Here’s an example map (not my screenshot): http://i43.tinypic.com/rlj39g.jpg You can see the hotkeys on the UI, as well as health and mana bars. Note that there are two different bases, and several towers. The towers shoot automatically against opposing players, and the bases provide areas for demigods to buy items (you get gold by killing stuff) and heal. Also, the map is divided up into “Lanes”. You can see two portals just to the left of the giant snake head - every so often, computer-controlled soldiers will come out of those portals, and head down the lanes. They’ll split into two groups, and then re-meet at the top near the enemy base. This map has very few, very close together lanes - other maps have big lanes that are far apart.

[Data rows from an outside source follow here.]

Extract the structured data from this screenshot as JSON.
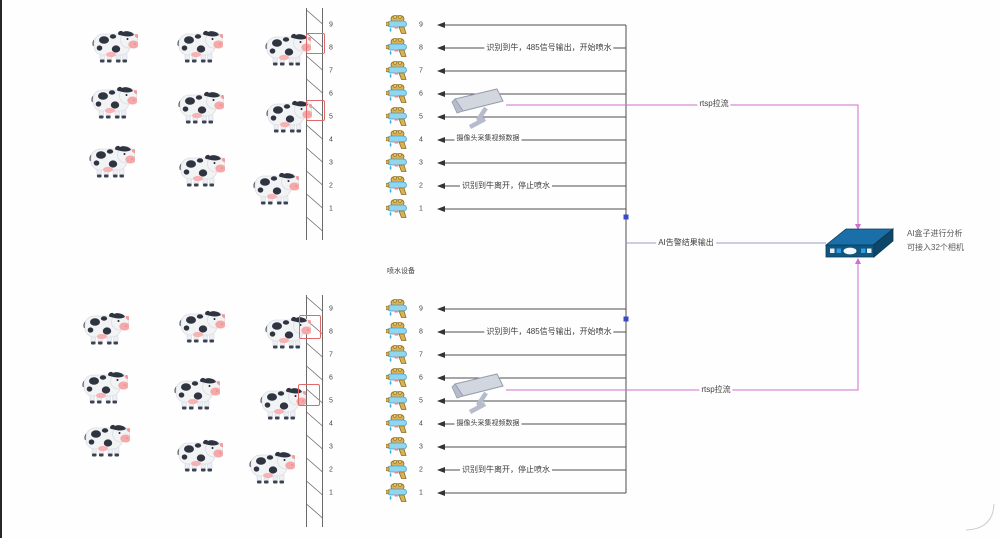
{
  "diagram": {
    "title_hint": "AI cattle spraying system diagram",
    "rows": [
      "9",
      "8",
      "7",
      "6",
      "5",
      "4",
      "3",
      "2",
      "1"
    ],
    "labels": {
      "start_spray": "识别到牛，485信号输出，开始喷水",
      "camera_collect": "摄像头采集视频数据",
      "stop_spray": "识别到牛离开，停止喷水",
      "spray_equipment": "喷水设备",
      "ai_alarm_output": "AI告警结果输出",
      "rtsp_stream": "rtsp拉流",
      "ai_box_line1": "AI盒子进行分析",
      "ai_box_line2": "可接入32个相机"
    },
    "icons": {
      "cow": "cow-icon",
      "water_gun": "water-gun-icon",
      "cctv_camera": "cctv-camera-icon",
      "ai_box": "ai-box-icon"
    },
    "colors": {
      "arrow_line": "#4f4f4f",
      "rtsp_line": "#cf6fcf",
      "alarm_line": "#9a9ad0",
      "detection_box": "#e06a6a",
      "connector_handle": "#3b49c4",
      "ai_box_top": "#1b6fa8",
      "ai_box_front": "#11567f",
      "fence": "#6a6a6a"
    },
    "counts": {
      "sections": 2,
      "sprayers_per_section": 9,
      "cows_per_section": 9,
      "detection_boxes": 4
    }
  }
}
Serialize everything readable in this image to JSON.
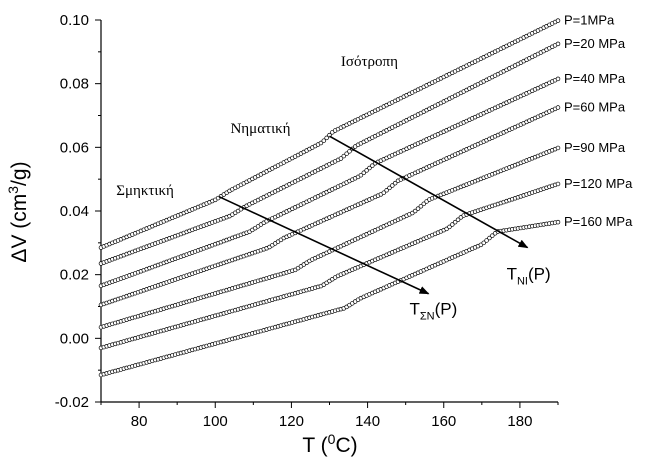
{
  "chart_data": {
    "type": "scatter",
    "xlabel": {
      "main": "T (",
      "sup": "0",
      "unit": "C)"
    },
    "ylabel": {
      "main": "ΔV (cm",
      "sup": "3",
      "unit": "/g)"
    },
    "xlim": [
      70,
      190
    ],
    "ylim": [
      -0.02,
      0.1
    ],
    "x_ticks": [
      80,
      100,
      120,
      140,
      160,
      180
    ],
    "y_ticks": [
      "-0.02",
      "0.00",
      "0.02",
      "0.04",
      "0.06",
      "0.08",
      "0.10"
    ],
    "grid": false,
    "series": [
      {
        "name": "P=1MPa",
        "points": [
          [
            70,
            0.0285
          ],
          [
            100,
            0.0435
          ],
          [
            104,
            0.0465
          ],
          [
            128,
            0.0615
          ],
          [
            131,
            0.065
          ],
          [
            190,
            0.0998
          ]
        ]
      },
      {
        "name": "P=20 MPa",
        "points": [
          [
            70,
            0.0235
          ],
          [
            104,
            0.0385
          ],
          [
            108,
            0.0415
          ],
          [
            133,
            0.0565
          ],
          [
            137,
            0.0605
          ],
          [
            190,
            0.0925
          ]
        ]
      },
      {
        "name": "P=40 MPa",
        "points": [
          [
            70,
            0.0165
          ],
          [
            109,
            0.0335
          ],
          [
            113,
            0.0365
          ],
          [
            138,
            0.051
          ],
          [
            142,
            0.055
          ],
          [
            190,
            0.0815
          ]
        ]
      },
      {
        "name": "P=60 MPa",
        "points": [
          [
            70,
            0.0105
          ],
          [
            114,
            0.0285
          ],
          [
            118,
            0.0315
          ],
          [
            144,
            0.0455
          ],
          [
            148,
            0.0495
          ],
          [
            190,
            0.0725
          ]
        ]
      },
      {
        "name": "P=90 MPa",
        "points": [
          [
            70,
            0.0035
          ],
          [
            121,
            0.0215
          ],
          [
            125,
            0.0245
          ],
          [
            152,
            0.0395
          ],
          [
            156,
            0.0435
          ],
          [
            190,
            0.0598
          ]
        ]
      },
      {
        "name": "P=120 MPa",
        "points": [
          [
            70,
            -0.003
          ],
          [
            128,
            0.0165
          ],
          [
            132,
            0.0195
          ],
          [
            161,
            0.0345
          ],
          [
            165,
            0.0385
          ],
          [
            190,
            0.0485
          ]
        ]
      },
      {
        "name": "P=160 MPa",
        "points": [
          [
            70,
            -0.0115
          ],
          [
            134,
            0.0095
          ],
          [
            138,
            0.0125
          ],
          [
            170,
            0.0295
          ],
          [
            174,
            0.0335
          ],
          [
            190,
            0.0365
          ]
        ]
      }
    ],
    "annotations": {
      "phases": [
        {
          "text": "Σμηκτική",
          "x": 74,
          "y": 0.045
        },
        {
          "text": "Νηματική",
          "x": 104,
          "y": 0.0645
        },
        {
          "text": "Ισότροπη",
          "x": 133,
          "y": 0.0855
        }
      ],
      "transition_lines": [
        {
          "name": "smectic-nematic",
          "from": [
            101,
            0.0445
          ],
          "to": [
            156,
            0.014
          ],
          "label_main": "T",
          "label_sub": "ΣΝ",
          "label_tail": "(P)",
          "label_x": 151,
          "label_y": 0.0075
        },
        {
          "name": "nematic-isotropic",
          "from": [
            130,
            0.0635
          ],
          "to": [
            182,
            0.0285
          ],
          "label_main": "T",
          "label_sub": "NI",
          "label_tail": "(P)",
          "label_x": 176.5,
          "label_y": 0.0185
        }
      ]
    }
  }
}
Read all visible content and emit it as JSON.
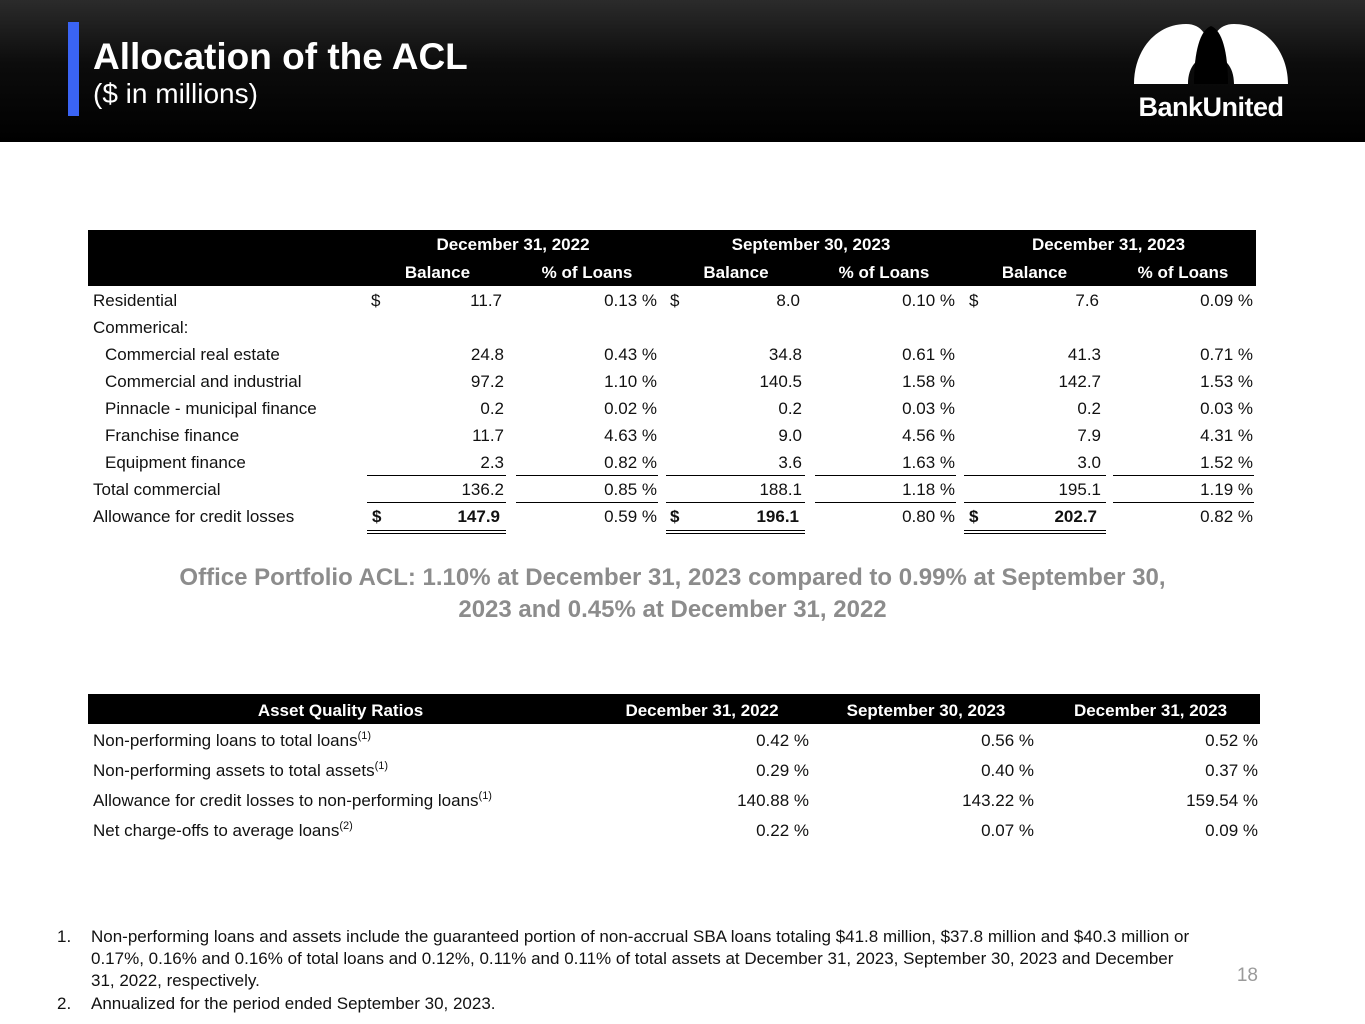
{
  "header": {
    "title": "Allocation of the ACL",
    "subtitle": "($ in millions)",
    "logo_text": "BankUnited"
  },
  "acl_table": {
    "periods": [
      "December 31, 2022",
      "September 30, 2023",
      "December 31, 2023"
    ],
    "subheaders": [
      "Balance",
      "% of Loans"
    ],
    "rows": [
      {
        "label": "Residential",
        "values": [
          [
            "$",
            "11.7",
            "0.13 %"
          ],
          [
            "$",
            "8.0",
            "0.10 %"
          ],
          [
            "$",
            "7.6",
            "0.09 %"
          ]
        ]
      },
      {
        "label": "Commerical:"
      },
      {
        "label": "Commercial real estate",
        "values": [
          [
            "",
            "24.8",
            "0.43 %"
          ],
          [
            "",
            "34.8",
            "0.61 %"
          ],
          [
            "",
            "41.3",
            "0.71 %"
          ]
        ]
      },
      {
        "label": "Commercial and industrial",
        "values": [
          [
            "",
            "97.2",
            "1.10 %"
          ],
          [
            "",
            "140.5",
            "1.58 %"
          ],
          [
            "",
            "142.7",
            "1.53 %"
          ]
        ]
      },
      {
        "label": "Pinnacle - municipal finance",
        "values": [
          [
            "",
            "0.2",
            "0.02 %"
          ],
          [
            "",
            "0.2",
            "0.03 %"
          ],
          [
            "",
            "0.2",
            "0.03 %"
          ]
        ]
      },
      {
        "label": "Franchise finance",
        "values": [
          [
            "",
            "11.7",
            "4.63 %"
          ],
          [
            "",
            "9.0",
            "4.56 %"
          ],
          [
            "",
            "7.9",
            "4.31 %"
          ]
        ]
      },
      {
        "label": "Equipment finance",
        "values": [
          [
            "",
            "2.3",
            "0.82 %"
          ],
          [
            "",
            "3.6",
            "1.63 %"
          ],
          [
            "",
            "3.0",
            "1.52 %"
          ]
        ]
      },
      {
        "label": "Total commercial",
        "values": [
          [
            "",
            "136.2",
            "0.85 %"
          ],
          [
            "",
            "188.1",
            "1.18 %"
          ],
          [
            "",
            "195.1",
            "1.19 %"
          ]
        ]
      },
      {
        "label": "Allowance for credit losses",
        "values": [
          [
            "$",
            "147.9",
            "0.59 %"
          ],
          [
            "$",
            "196.1",
            "0.80 %"
          ],
          [
            "$",
            "202.7",
            "0.82 %"
          ]
        ]
      }
    ]
  },
  "office_note": "Office Portfolio ACL:  1.10% at December 31, 2023 compared to 0.99% at September 30, 2023 and 0.45% at December 31, 2022",
  "asset_quality": {
    "header": "Asset Quality Ratios",
    "periods": [
      "December 31, 2022",
      "September 30, 2023",
      "December 31, 2023"
    ],
    "rows": [
      {
        "label": "Non-performing loans to total loans",
        "note": "(1)",
        "values": [
          "0.42 %",
          "0.56 %",
          "0.52 %"
        ]
      },
      {
        "label": "Non-performing assets to total assets",
        "note": "(1)",
        "values": [
          "0.29 %",
          "0.40 %",
          "0.37 %"
        ]
      },
      {
        "label": "Allowance for credit losses to non-performing loans",
        "note": "(1)",
        "values": [
          "140.88 %",
          "143.22 %",
          "159.54 %"
        ]
      },
      {
        "label": "Net charge-offs to average loans",
        "note": "(2)",
        "values": [
          "0.22 %",
          "0.07 %",
          "0.09 %"
        ]
      }
    ]
  },
  "footnotes": [
    {
      "num": "1.",
      "text": "Non-performing loans and assets include the guaranteed portion of non-accrual SBA loans totaling $41.8 million, $37.8 million and $40.3 million or 0.17%, 0.16% and 0.16% of total loans and 0.12%, 0.11% and 0.11% of total assets at December 31, 2023, September 30, 2023 and December 31, 2022, respectively."
    },
    {
      "num": "2.",
      "text": "Annualized for the period ended September 30, 2023."
    }
  ],
  "page_number": "18",
  "colors": {
    "accent": "#3a64f4",
    "header_bg": "#000000",
    "note_gray": "#8c8c8c"
  }
}
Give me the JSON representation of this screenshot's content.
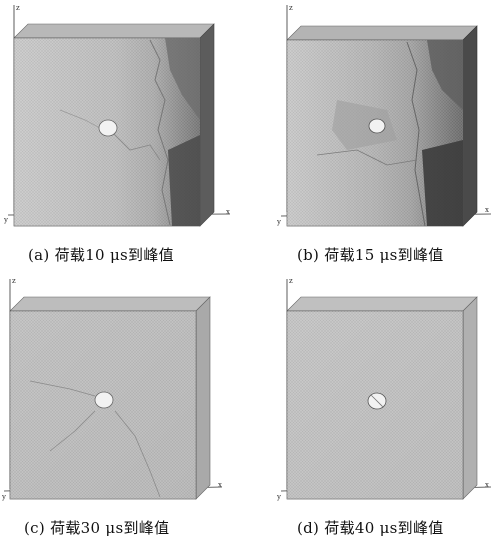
{
  "figure": {
    "panels": [
      {
        "caption": "(a) 荷载10 μs到峰值",
        "axis_z": "z",
        "axis_x": "x",
        "axis_y": "y"
      },
      {
        "caption": "(b) 荷载15 μs到峰值",
        "axis_z": "z",
        "axis_x": "x",
        "axis_y": "y"
      },
      {
        "caption": "(c) 荷载30 μs到峰值",
        "axis_z": "z",
        "axis_x": "x",
        "axis_y": "y"
      },
      {
        "caption": "(d) 荷载40 μs到峰值",
        "axis_z": "z",
        "axis_x": "x",
        "axis_y": "y"
      }
    ]
  }
}
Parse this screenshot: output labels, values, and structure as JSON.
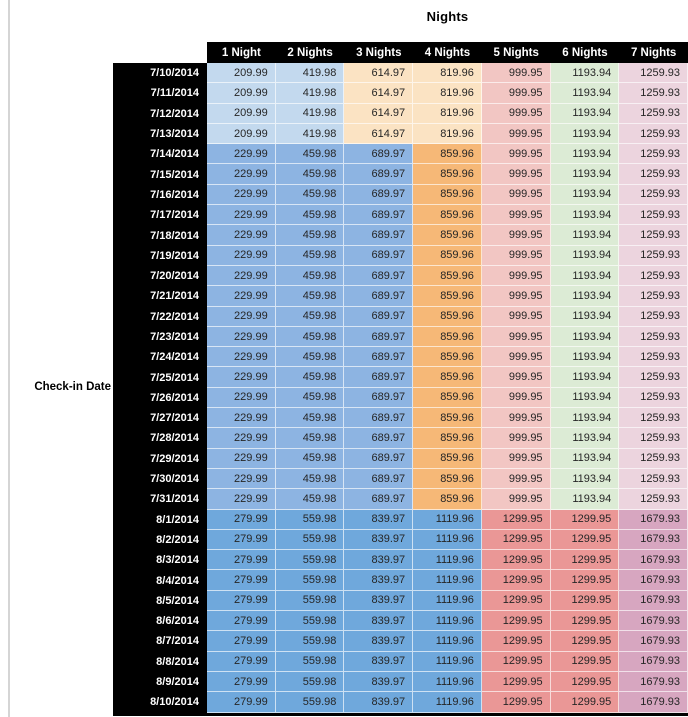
{
  "chart_data": {
    "type": "table",
    "title": "Nights",
    "row_label": "Check-in Date",
    "columns": [
      "1 Night",
      "2 Nights",
      "3 Nights",
      "4 Nights",
      "5 Nights",
      "6 Nights",
      "7 Nights"
    ],
    "palette": {
      "lightBlue": "#C3D9EE",
      "midBlue": "#8DB4E2",
      "darkBlue": "#6FA8DC",
      "lightOrange": "#FBE3C3",
      "midOrange": "#F6B877",
      "lightRed": "#F2C6C3",
      "red": "#EA9796",
      "lightGreen": "#DCEBD5",
      "lightMagenta": "#ECD4DE",
      "mauve": "#D7A6C0"
    },
    "bands": {
      "early": [
        "lightBlue",
        "lightBlue",
        "lightOrange",
        "lightOrange",
        "lightRed",
        "lightGreen",
        "lightMagenta"
      ],
      "mid": [
        "midBlue",
        "midBlue",
        "midBlue",
        "midOrange",
        "lightRed",
        "lightGreen",
        "lightMagenta"
      ],
      "aug": [
        "darkBlue",
        "darkBlue",
        "darkBlue",
        "darkBlue",
        "red",
        "red",
        "mauve"
      ]
    },
    "rows": [
      {
        "date": "7/10/2014",
        "band": "early",
        "values": [
          "209.99",
          "419.98",
          "614.97",
          "819.96",
          "999.95",
          "1193.94",
          "1259.93"
        ]
      },
      {
        "date": "7/11/2014",
        "band": "early",
        "values": [
          "209.99",
          "419.98",
          "614.97",
          "819.96",
          "999.95",
          "1193.94",
          "1259.93"
        ]
      },
      {
        "date": "7/12/2014",
        "band": "early",
        "values": [
          "209.99",
          "419.98",
          "614.97",
          "819.96",
          "999.95",
          "1193.94",
          "1259.93"
        ]
      },
      {
        "date": "7/13/2014",
        "band": "early",
        "values": [
          "209.99",
          "419.98",
          "614.97",
          "819.96",
          "999.95",
          "1193.94",
          "1259.93"
        ]
      },
      {
        "date": "7/14/2014",
        "band": "mid",
        "values": [
          "229.99",
          "459.98",
          "689.97",
          "859.96",
          "999.95",
          "1193.94",
          "1259.93"
        ]
      },
      {
        "date": "7/15/2014",
        "band": "mid",
        "values": [
          "229.99",
          "459.98",
          "689.97",
          "859.96",
          "999.95",
          "1193.94",
          "1259.93"
        ]
      },
      {
        "date": "7/16/2014",
        "band": "mid",
        "values": [
          "229.99",
          "459.98",
          "689.97",
          "859.96",
          "999.95",
          "1193.94",
          "1259.93"
        ]
      },
      {
        "date": "7/17/2014",
        "band": "mid",
        "values": [
          "229.99",
          "459.98",
          "689.97",
          "859.96",
          "999.95",
          "1193.94",
          "1259.93"
        ]
      },
      {
        "date": "7/18/2014",
        "band": "mid",
        "values": [
          "229.99",
          "459.98",
          "689.97",
          "859.96",
          "999.95",
          "1193.94",
          "1259.93"
        ]
      },
      {
        "date": "7/19/2014",
        "band": "mid",
        "values": [
          "229.99",
          "459.98",
          "689.97",
          "859.96",
          "999.95",
          "1193.94",
          "1259.93"
        ]
      },
      {
        "date": "7/20/2014",
        "band": "mid",
        "values": [
          "229.99",
          "459.98",
          "689.97",
          "859.96",
          "999.95",
          "1193.94",
          "1259.93"
        ]
      },
      {
        "date": "7/21/2014",
        "band": "mid",
        "values": [
          "229.99",
          "459.98",
          "689.97",
          "859.96",
          "999.95",
          "1193.94",
          "1259.93"
        ]
      },
      {
        "date": "7/22/2014",
        "band": "mid",
        "values": [
          "229.99",
          "459.98",
          "689.97",
          "859.96",
          "999.95",
          "1193.94",
          "1259.93"
        ]
      },
      {
        "date": "7/23/2014",
        "band": "mid",
        "values": [
          "229.99",
          "459.98",
          "689.97",
          "859.96",
          "999.95",
          "1193.94",
          "1259.93"
        ]
      },
      {
        "date": "7/24/2014",
        "band": "mid",
        "values": [
          "229.99",
          "459.98",
          "689.97",
          "859.96",
          "999.95",
          "1193.94",
          "1259.93"
        ]
      },
      {
        "date": "7/25/2014",
        "band": "mid",
        "values": [
          "229.99",
          "459.98",
          "689.97",
          "859.96",
          "999.95",
          "1193.94",
          "1259.93"
        ]
      },
      {
        "date": "7/26/2014",
        "band": "mid",
        "values": [
          "229.99",
          "459.98",
          "689.97",
          "859.96",
          "999.95",
          "1193.94",
          "1259.93"
        ]
      },
      {
        "date": "7/27/2014",
        "band": "mid",
        "values": [
          "229.99",
          "459.98",
          "689.97",
          "859.96",
          "999.95",
          "1193.94",
          "1259.93"
        ]
      },
      {
        "date": "7/28/2014",
        "band": "mid",
        "values": [
          "229.99",
          "459.98",
          "689.97",
          "859.96",
          "999.95",
          "1193.94",
          "1259.93"
        ]
      },
      {
        "date": "7/29/2014",
        "band": "mid",
        "values": [
          "229.99",
          "459.98",
          "689.97",
          "859.96",
          "999.95",
          "1193.94",
          "1259.93"
        ]
      },
      {
        "date": "7/30/2014",
        "band": "mid",
        "values": [
          "229.99",
          "459.98",
          "689.97",
          "859.96",
          "999.95",
          "1193.94",
          "1259.93"
        ]
      },
      {
        "date": "7/31/2014",
        "band": "mid",
        "values": [
          "229.99",
          "459.98",
          "689.97",
          "859.96",
          "999.95",
          "1193.94",
          "1259.93"
        ]
      },
      {
        "date": "8/1/2014",
        "band": "aug",
        "values": [
          "279.99",
          "559.98",
          "839.97",
          "1119.96",
          "1299.95",
          "1299.95",
          "1679.93"
        ]
      },
      {
        "date": "8/2/2014",
        "band": "aug",
        "values": [
          "279.99",
          "559.98",
          "839.97",
          "1119.96",
          "1299.95",
          "1299.95",
          "1679.93"
        ]
      },
      {
        "date": "8/3/2014",
        "band": "aug",
        "values": [
          "279.99",
          "559.98",
          "839.97",
          "1119.96",
          "1299.95",
          "1299.95",
          "1679.93"
        ]
      },
      {
        "date": "8/4/2014",
        "band": "aug",
        "values": [
          "279.99",
          "559.98",
          "839.97",
          "1119.96",
          "1299.95",
          "1299.95",
          "1679.93"
        ]
      },
      {
        "date": "8/5/2014",
        "band": "aug",
        "values": [
          "279.99",
          "559.98",
          "839.97",
          "1119.96",
          "1299.95",
          "1299.95",
          "1679.93"
        ]
      },
      {
        "date": "8/6/2014",
        "band": "aug",
        "values": [
          "279.99",
          "559.98",
          "839.97",
          "1119.96",
          "1299.95",
          "1299.95",
          "1679.93"
        ]
      },
      {
        "date": "8/7/2014",
        "band": "aug",
        "values": [
          "279.99",
          "559.98",
          "839.97",
          "1119.96",
          "1299.95",
          "1299.95",
          "1679.93"
        ]
      },
      {
        "date": "8/8/2014",
        "band": "aug",
        "values": [
          "279.99",
          "559.98",
          "839.97",
          "1119.96",
          "1299.95",
          "1299.95",
          "1679.93"
        ]
      },
      {
        "date": "8/9/2014",
        "band": "aug",
        "values": [
          "279.99",
          "559.98",
          "839.97",
          "1119.96",
          "1299.95",
          "1299.95",
          "1679.93"
        ]
      },
      {
        "date": "8/10/2014",
        "band": "aug",
        "values": [
          "279.99",
          "559.98",
          "839.97",
          "1119.96",
          "1299.95",
          "1299.95",
          "1679.93"
        ]
      }
    ]
  }
}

So you get your demigod, and are plopped down onto this map where units are constantly streaming into each other, and there are towers. You can kill units for your side, and there are flags that if you stand near them, you’ll slowly capture them. Each flag gives some sort of nice benefit (+15% health, +X gold per second, access to special shops). Whenever you’re near a unit that dies or your capture the flag, you get XP. XP lets you level up, making your demigod stronger, and each level you get a new skill point, which you can spend to buy a new skill or upgrade an existing one (if you meet the minimum level). Skills are pretty basic - the majority of the demigods have 4 active skills, and a couple passive skills. The max level is 20, and you may not even reach that in short maps. In any case, you will have to choose which skills you prefer, and there are a lot of neat choices.
If, during play, your demigod dies, you will revive after a short bit of time (the higher level you are, the longer this time is) back at your base. The demigod(s) who killed you also get a very nice chunk of gold and XP, so dying is (obviously) bad.
If you get gold, there are two things to spend it on. You can spend it on yourself, buying neat items that give you bonuses to mana, health, damage, armor, new spells - all the typical RPG stuff. Or you can spend it on your team, giving boosts to your team or the computer controlled soldiers on the team. Upgrading your XP rate gain, giving you a gold income, increasing the number of soldiers that spawn, giving your buildings regeneration, etc.
There are several different game modes, each with different victory conditions. In one, you need to be the team to first score X number of demigod kills. In another, holding flags gets you points, first team to X points wins. Or each team has X very powerful towers set around the map - first team to destroy all of the opposing team’s towers wins. And finally, the most common - destroy the enemy Citadel, the main building located within their base.
As to how the game actually plays… nothing like a tower defense map, really, and it depends on what hero you’re playing, and what build you use. Think RTS but with one unit, and a lot of tactical choices. You can be a powerful demigod killer who hunts the other demigods down, a hero adapt at pushing through waves of enemies, or healing and supporting other heroes, or protecting the computer minions and using them to overwhelm towers. You need to watch out for enemy demigods killing you (especially if they choose to team up, or get you from behind), pushes against your lanes, capturing of your flags, etc. And if you focus on one thing only, something else is left open - which goes for the enemy too.
I didn’t mention it before, but half of the demigods can summon and control their own units. However, you really don’t use these guys like in a typical RTS - they’re more used to stick to your character as a sort of damage cloud/meat shield. You can send them off individually, sure, but usually they’re more useful if they’re around you.
If anyone is looking for people to play online with, my Impulse name is “Karrius”. I’m not really sure how Impulse works yet, as I haven’t gotten the multiplayer working well.